Vonetta McGee, a film and television actress originally known for blaxploitation pictures like “Blacula,” “Hammer” and “Shaft in Africa,” died on July 9 in Berkeley, Calif.
She was 65 and a Berkeley resident.
The cause was cardiac arrest, said Kelley Nayo, a family spokeswoman.
In “Blacula” (1972), Ms. McGee portrayed the love interest of Mamuwalde (William Marshall), an African prince who, after an ill-fated trip to Transylvania centuries earlier, re-emerges in modern Los Angeles as a member of the thirsty undead.
Reviewing the film in The New York Times, Roger Greenspun called Ms. McGee “just possibly the most beautiful woman currently acting in movies.”
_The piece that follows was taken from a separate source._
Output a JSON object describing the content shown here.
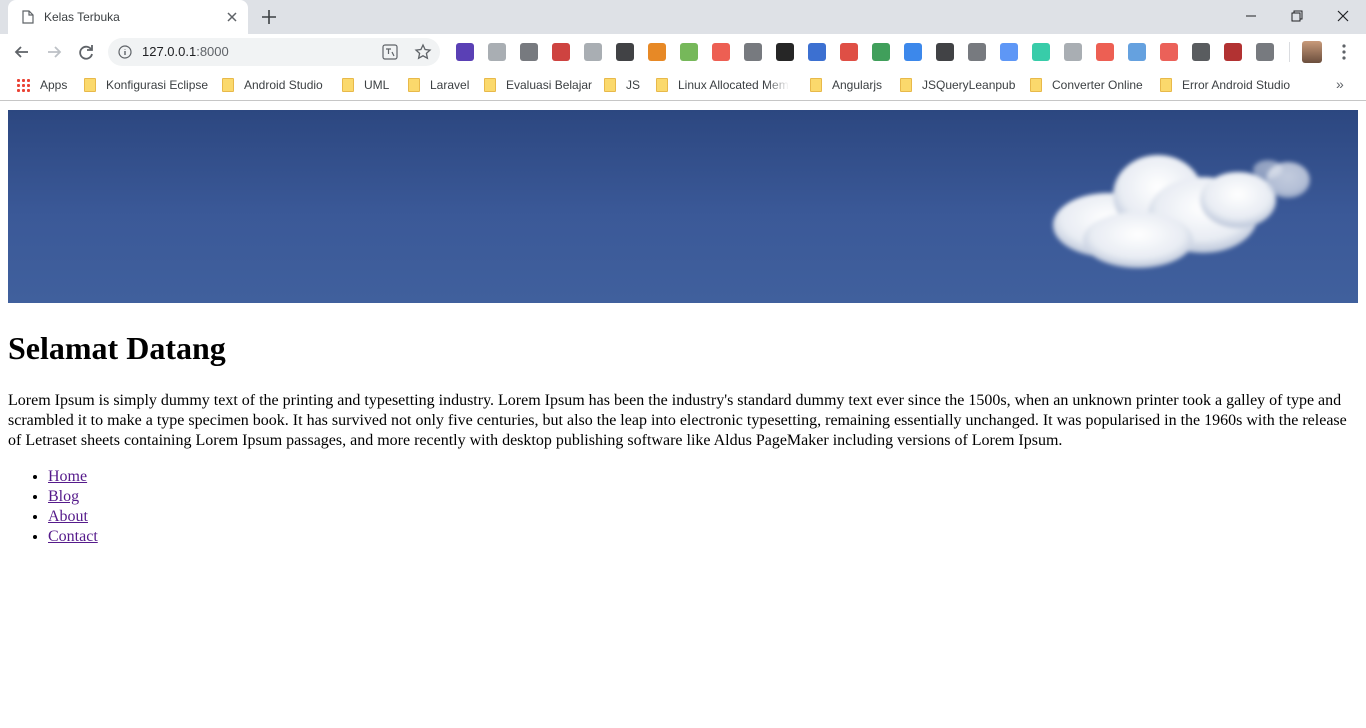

In “Hammer” (1972), Ms. McGee appeared opposite Fred Williamson in the tale of a young black prizefighter. In “Shaft in Africa” (1973), the third installment in the private-eye series starring Richard Roundtree, she played an emir’s daughter.
Ms. McGee’s other films include “The Kremlin Letter” (1970); “Detroit 9000” (1973); “Thomasine & Bushrod” (1974); and “The Eiger Sanction” (1975), directed by and starring Clint Eastwood.
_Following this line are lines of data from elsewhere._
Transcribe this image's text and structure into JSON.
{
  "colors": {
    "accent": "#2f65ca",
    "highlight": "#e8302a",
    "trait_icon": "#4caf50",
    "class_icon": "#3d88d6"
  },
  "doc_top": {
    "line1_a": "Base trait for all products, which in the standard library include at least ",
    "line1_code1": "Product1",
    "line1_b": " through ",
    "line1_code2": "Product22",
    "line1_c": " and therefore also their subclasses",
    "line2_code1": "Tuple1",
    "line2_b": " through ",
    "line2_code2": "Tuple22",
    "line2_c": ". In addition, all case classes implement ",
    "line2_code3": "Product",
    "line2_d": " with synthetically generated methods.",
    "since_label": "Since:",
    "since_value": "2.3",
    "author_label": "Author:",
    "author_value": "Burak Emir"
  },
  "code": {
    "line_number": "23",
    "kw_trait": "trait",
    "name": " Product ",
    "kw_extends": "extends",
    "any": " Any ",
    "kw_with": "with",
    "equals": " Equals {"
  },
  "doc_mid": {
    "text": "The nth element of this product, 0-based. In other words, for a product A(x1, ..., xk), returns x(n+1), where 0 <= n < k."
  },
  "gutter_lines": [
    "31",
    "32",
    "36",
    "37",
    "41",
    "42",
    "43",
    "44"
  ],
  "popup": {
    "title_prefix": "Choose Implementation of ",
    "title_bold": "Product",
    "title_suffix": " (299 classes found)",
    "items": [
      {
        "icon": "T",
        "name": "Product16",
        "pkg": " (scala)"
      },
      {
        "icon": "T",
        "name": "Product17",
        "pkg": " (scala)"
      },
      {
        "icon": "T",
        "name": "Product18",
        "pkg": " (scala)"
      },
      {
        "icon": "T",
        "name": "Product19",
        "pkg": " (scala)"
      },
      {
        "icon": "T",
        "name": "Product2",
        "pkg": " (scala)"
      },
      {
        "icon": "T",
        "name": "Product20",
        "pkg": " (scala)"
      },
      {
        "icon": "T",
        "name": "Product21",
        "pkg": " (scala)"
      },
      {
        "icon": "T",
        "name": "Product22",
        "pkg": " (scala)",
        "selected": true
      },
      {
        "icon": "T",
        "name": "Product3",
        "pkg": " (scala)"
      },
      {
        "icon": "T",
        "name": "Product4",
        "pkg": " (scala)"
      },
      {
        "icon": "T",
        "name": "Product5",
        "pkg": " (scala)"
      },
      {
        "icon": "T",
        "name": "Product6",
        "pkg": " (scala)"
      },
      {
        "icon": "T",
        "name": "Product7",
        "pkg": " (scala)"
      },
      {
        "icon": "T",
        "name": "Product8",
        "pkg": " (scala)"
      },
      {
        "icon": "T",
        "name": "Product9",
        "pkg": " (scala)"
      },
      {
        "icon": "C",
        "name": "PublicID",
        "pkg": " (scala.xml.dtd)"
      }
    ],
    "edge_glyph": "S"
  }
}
Lawrence Vonetta McGee, named for her father, was born in San Francisco on Jan. 14, 1945. While studying pre-law at San Francisco State College, she became involved in community theater. She left college before graduating to pursue an acting career.
Ms. McGee’s first film work was in Italy, where her credits include the 1968 films “Faustina,” in which she played the title role, and “Il Grande Silenzio” (“The Great Silence”). After seeing her Italian work, Sidney Poitier arranged for her to be cast in her first American film, “The Lost Man” (1969), in which he starred.
In later years Ms. McGee had recurring roles on several television shows, among them “Hell Town,” “Bustin’ Loose,” “L.A. Law” and “Cagney & Lacey,” on which she portrayed the wife of Detective Mark Petrie, played by Carl Lumbly. Ms. McGee and Mr. Lumbly were married in 1986.
Besides Mr. Lumbly, Ms. McGee is survived by their son, Brandon Lumbly; her mother, Alma McGee; three brothers, Donald, Richard and Ronald; and a sister, also named Alma McGee.
Though she was associated in public memory with the genre, Ms. McGee deplored the term “blaxploitation.” It wasn’t the “black” that troubled her — that was a source of pride. It was the “exploitation.”
“She was constantly a person who preferred roles where women got to make choices,” Ms. Nayo said on Friday. “Where women got to be strong.”